Putri proklamator ini mempertanyakan apakah partai politik di parlemen saat ini masih punya kemandirian atau hanya mengikuti kemauan penguasa.
"Saya sampai tanya Pak Mahfud tadi. 'Pak, undang-undang parpol itu apa udah berubah ya? Ada kemandiriannya apa enggak?'" tanya Megawati.
Dalam kesempatan itu, Megawati menegaskan jika DPR mengingkari keputusan Mahkamah Konstitusi (MK), maka mereka melakukan pembangkangan terhadap konstitusi.
Presiden ke-5 RI ini menegaskan konstitusi lahir dari perjuangan para pendiri bangsa yang memerdekakan Indonesia. Sehingga, konstitusi adalah ekstraksi atau hasil pemikiran yang tidak bisa dibantah.
"Meskipun saat ini muncul berbagai upaya untuk mengeliminasi keputusan Mahkamah Konstitusi, selaku ketua umum PDI Perjuangan, saya menegaskan untuk taat sepenuhnya pada keputusan Mahkamah konstitusi," seru Megawati diiringi tepuk tangan para kader.
Baca juga:
Diketahui sebelumnya, Badan Legislasi (Baleg) DPR RI sepakat untuk membawa draf Revisi Undang-Undang (RUU) Nomor 10 tahun 2016 tentang Pemilihan Kepala Daerah (Pilkada) ke Rapat Paripurna.
Perubahan RUU Pilkada ini menganulir putusan Mahkamah Konstitusi (MK) yang mengubah ambang batas syarat pencalonan di Pilkada. Serta batas usia calon kepala daerah harus 30 tahun.
Kesepakatan membawa draf RUU tentang Pilkada ke Rapat Paripurna itu diambil dalam rapat pandangan mini fraksi yang digelar setelah Rapat Panja RUU Pilkada pada Rabu, 21 Agustus.
Rencananya, rapat paripurna digelar pada Kamis, 22 Agustus pagi. Namun, rapat dibatalkan karena kehadiran Anggota DPR tak mencapai kuorum dan akan dijadwalkan kembali.

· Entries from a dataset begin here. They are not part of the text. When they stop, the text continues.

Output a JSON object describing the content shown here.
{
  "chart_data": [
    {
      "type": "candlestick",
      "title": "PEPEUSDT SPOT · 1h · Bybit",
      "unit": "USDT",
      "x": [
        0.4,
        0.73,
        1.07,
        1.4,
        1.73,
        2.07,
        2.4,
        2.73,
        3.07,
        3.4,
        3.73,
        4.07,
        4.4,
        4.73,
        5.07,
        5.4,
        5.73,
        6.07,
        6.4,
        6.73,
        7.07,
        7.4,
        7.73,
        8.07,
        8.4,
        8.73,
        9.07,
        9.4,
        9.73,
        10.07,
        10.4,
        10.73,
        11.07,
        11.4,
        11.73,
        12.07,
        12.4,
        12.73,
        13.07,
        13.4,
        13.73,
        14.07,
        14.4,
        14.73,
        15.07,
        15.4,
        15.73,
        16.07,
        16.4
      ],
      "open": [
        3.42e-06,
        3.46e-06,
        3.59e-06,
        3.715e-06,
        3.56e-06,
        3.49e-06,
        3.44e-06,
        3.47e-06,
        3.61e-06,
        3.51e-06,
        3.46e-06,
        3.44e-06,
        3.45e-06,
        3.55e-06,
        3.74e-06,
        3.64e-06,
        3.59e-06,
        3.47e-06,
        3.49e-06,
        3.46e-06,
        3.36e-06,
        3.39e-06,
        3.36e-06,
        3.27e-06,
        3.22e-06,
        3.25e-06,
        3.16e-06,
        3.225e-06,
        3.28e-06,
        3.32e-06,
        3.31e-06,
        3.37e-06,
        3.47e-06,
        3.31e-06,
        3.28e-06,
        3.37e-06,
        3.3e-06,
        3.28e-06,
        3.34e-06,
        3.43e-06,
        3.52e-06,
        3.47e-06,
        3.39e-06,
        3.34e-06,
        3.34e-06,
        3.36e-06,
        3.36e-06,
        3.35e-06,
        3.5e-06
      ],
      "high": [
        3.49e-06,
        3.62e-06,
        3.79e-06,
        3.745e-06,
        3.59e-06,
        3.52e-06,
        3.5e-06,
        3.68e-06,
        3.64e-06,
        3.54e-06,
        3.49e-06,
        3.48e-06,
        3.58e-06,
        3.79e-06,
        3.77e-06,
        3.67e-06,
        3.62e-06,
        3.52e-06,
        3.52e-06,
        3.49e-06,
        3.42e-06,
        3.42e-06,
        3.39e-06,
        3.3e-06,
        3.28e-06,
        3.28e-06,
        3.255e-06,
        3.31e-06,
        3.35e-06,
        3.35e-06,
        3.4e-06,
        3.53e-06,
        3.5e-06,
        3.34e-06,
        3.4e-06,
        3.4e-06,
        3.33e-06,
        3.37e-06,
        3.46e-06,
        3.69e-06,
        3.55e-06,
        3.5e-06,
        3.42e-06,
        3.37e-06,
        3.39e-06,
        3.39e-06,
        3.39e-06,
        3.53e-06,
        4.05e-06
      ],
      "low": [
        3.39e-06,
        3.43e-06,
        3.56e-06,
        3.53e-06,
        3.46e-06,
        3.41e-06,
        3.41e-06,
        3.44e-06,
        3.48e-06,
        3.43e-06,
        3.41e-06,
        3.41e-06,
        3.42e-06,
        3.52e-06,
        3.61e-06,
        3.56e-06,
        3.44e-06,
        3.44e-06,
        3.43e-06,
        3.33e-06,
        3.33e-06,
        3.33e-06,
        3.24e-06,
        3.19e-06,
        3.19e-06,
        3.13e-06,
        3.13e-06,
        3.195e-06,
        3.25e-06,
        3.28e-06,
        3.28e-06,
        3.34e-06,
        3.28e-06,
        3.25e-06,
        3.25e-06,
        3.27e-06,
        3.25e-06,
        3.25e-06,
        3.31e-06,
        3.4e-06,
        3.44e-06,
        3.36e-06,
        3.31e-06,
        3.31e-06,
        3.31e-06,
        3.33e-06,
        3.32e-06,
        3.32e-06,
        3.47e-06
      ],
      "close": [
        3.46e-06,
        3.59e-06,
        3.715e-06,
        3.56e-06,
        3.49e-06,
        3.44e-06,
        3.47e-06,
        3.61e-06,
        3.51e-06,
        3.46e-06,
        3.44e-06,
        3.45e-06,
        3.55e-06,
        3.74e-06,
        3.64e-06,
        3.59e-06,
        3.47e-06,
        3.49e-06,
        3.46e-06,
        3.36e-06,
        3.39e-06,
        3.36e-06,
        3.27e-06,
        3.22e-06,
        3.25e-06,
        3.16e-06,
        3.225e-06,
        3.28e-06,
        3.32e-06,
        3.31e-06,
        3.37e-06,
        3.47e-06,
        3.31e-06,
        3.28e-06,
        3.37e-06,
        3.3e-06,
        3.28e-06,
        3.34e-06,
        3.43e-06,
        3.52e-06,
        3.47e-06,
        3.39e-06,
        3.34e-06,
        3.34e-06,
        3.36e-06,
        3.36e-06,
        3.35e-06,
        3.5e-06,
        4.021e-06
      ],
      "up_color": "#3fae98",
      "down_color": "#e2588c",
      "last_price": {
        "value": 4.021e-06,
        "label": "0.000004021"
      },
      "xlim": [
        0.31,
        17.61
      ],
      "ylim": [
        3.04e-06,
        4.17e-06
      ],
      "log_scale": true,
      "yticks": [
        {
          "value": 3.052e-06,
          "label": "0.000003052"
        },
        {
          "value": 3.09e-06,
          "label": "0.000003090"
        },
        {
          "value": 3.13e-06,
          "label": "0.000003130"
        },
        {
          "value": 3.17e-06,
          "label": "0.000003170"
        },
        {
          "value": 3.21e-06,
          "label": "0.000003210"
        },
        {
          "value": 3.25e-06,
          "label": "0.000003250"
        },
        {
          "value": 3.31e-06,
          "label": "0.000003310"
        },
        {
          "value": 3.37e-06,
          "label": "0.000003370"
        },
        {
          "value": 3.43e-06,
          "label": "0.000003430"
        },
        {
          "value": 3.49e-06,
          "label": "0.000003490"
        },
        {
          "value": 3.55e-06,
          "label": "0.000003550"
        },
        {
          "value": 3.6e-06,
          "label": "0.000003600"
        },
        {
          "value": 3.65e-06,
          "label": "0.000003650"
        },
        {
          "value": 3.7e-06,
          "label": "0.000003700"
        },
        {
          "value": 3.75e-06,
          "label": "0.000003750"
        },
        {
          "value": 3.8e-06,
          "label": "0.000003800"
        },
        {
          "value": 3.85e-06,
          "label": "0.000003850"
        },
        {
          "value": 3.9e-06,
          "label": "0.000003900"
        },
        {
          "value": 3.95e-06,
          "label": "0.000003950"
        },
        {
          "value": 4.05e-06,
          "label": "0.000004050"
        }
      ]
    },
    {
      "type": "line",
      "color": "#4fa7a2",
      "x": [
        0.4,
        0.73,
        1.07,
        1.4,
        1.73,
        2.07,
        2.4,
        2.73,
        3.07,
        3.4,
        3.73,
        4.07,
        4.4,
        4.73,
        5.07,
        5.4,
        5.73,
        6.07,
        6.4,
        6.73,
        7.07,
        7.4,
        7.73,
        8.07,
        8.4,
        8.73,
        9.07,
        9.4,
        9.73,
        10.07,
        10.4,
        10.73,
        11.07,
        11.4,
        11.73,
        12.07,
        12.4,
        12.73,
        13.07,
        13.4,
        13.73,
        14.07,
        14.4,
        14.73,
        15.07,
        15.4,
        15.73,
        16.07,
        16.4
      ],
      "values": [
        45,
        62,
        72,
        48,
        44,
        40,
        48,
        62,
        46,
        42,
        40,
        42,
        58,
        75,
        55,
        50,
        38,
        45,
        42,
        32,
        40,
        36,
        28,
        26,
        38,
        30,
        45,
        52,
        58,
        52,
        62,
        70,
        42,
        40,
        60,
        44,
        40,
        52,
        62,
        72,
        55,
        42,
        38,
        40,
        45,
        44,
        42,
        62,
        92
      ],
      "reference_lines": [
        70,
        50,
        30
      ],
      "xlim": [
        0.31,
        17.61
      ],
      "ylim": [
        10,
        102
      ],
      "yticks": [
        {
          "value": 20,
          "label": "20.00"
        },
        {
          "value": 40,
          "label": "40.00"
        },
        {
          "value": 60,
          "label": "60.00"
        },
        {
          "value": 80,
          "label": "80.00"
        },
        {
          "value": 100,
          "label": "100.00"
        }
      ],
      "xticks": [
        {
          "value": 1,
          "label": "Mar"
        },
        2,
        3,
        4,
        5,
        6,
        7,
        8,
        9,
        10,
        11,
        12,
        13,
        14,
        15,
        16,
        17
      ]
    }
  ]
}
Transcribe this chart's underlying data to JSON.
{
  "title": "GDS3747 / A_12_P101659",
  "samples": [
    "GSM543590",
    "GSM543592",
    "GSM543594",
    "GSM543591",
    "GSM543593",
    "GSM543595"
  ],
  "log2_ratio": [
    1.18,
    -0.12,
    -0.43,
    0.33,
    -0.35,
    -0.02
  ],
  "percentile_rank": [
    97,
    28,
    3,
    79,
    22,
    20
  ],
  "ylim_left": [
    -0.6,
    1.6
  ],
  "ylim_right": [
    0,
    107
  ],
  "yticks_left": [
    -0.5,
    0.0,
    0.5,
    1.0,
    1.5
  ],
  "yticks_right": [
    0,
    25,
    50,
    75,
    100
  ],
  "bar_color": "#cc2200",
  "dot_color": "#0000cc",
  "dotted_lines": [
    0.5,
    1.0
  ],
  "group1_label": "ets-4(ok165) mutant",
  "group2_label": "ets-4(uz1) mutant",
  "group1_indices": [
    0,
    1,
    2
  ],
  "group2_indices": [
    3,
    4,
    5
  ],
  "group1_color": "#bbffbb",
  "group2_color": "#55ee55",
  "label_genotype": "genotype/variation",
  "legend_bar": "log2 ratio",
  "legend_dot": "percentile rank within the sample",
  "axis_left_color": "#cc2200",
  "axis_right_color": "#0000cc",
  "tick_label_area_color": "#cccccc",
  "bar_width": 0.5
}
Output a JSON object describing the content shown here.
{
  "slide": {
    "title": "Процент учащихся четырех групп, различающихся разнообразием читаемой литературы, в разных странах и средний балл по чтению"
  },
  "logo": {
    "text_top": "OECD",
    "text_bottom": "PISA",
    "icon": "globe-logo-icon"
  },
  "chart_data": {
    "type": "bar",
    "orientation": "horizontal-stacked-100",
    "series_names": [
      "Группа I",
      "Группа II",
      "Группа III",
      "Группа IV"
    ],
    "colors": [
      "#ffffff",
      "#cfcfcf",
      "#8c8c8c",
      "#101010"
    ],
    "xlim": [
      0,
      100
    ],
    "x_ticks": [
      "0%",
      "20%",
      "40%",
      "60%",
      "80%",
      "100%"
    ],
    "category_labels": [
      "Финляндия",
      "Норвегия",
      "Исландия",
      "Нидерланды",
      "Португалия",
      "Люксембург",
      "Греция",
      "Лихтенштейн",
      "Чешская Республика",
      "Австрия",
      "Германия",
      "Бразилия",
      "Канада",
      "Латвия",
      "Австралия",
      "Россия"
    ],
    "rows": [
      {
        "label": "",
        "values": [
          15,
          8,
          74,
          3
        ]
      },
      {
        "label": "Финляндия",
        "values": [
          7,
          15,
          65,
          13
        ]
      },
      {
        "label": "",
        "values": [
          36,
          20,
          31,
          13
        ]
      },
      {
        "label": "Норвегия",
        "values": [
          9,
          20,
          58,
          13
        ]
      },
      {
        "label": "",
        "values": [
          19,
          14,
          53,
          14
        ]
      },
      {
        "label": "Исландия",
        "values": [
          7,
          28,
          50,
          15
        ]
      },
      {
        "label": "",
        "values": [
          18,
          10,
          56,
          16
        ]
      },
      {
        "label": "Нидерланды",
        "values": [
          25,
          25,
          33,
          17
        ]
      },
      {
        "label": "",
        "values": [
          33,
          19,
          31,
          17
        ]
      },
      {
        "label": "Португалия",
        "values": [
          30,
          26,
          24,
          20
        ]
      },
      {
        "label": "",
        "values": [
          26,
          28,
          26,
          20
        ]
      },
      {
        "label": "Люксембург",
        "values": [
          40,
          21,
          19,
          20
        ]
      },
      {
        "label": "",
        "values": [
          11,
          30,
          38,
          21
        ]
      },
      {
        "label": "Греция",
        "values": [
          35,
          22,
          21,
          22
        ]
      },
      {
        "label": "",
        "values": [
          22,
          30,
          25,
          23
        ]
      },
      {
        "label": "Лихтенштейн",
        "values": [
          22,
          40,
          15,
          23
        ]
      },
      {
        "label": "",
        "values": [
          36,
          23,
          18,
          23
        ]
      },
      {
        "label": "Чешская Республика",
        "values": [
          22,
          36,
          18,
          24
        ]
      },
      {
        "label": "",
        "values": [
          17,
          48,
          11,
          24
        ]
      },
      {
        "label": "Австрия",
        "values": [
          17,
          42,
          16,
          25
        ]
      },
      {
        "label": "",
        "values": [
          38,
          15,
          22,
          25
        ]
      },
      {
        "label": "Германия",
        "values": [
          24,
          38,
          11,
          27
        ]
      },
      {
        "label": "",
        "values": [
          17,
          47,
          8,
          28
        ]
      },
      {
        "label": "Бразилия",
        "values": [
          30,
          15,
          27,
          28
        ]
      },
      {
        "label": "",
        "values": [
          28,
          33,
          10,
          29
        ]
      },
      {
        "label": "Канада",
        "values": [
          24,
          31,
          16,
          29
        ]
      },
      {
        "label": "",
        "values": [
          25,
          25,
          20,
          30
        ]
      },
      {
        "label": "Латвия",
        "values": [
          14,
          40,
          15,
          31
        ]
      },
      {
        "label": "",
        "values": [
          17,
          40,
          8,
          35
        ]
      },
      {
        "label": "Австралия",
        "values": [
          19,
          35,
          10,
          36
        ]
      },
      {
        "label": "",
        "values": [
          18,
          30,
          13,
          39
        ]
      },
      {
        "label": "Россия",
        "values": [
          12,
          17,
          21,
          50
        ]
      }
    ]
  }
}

Sementara, banyak masyarakat dari berbagai kalangan menggelar aksi unjuk rasa di depan gedung DPR RI, mulai dari mahasiswa, buruh, komika, hingga selebtitas. Mereka menentang keputusan DPR yang merevisi UU Pilkada karena dianggap membangkang konstitusi.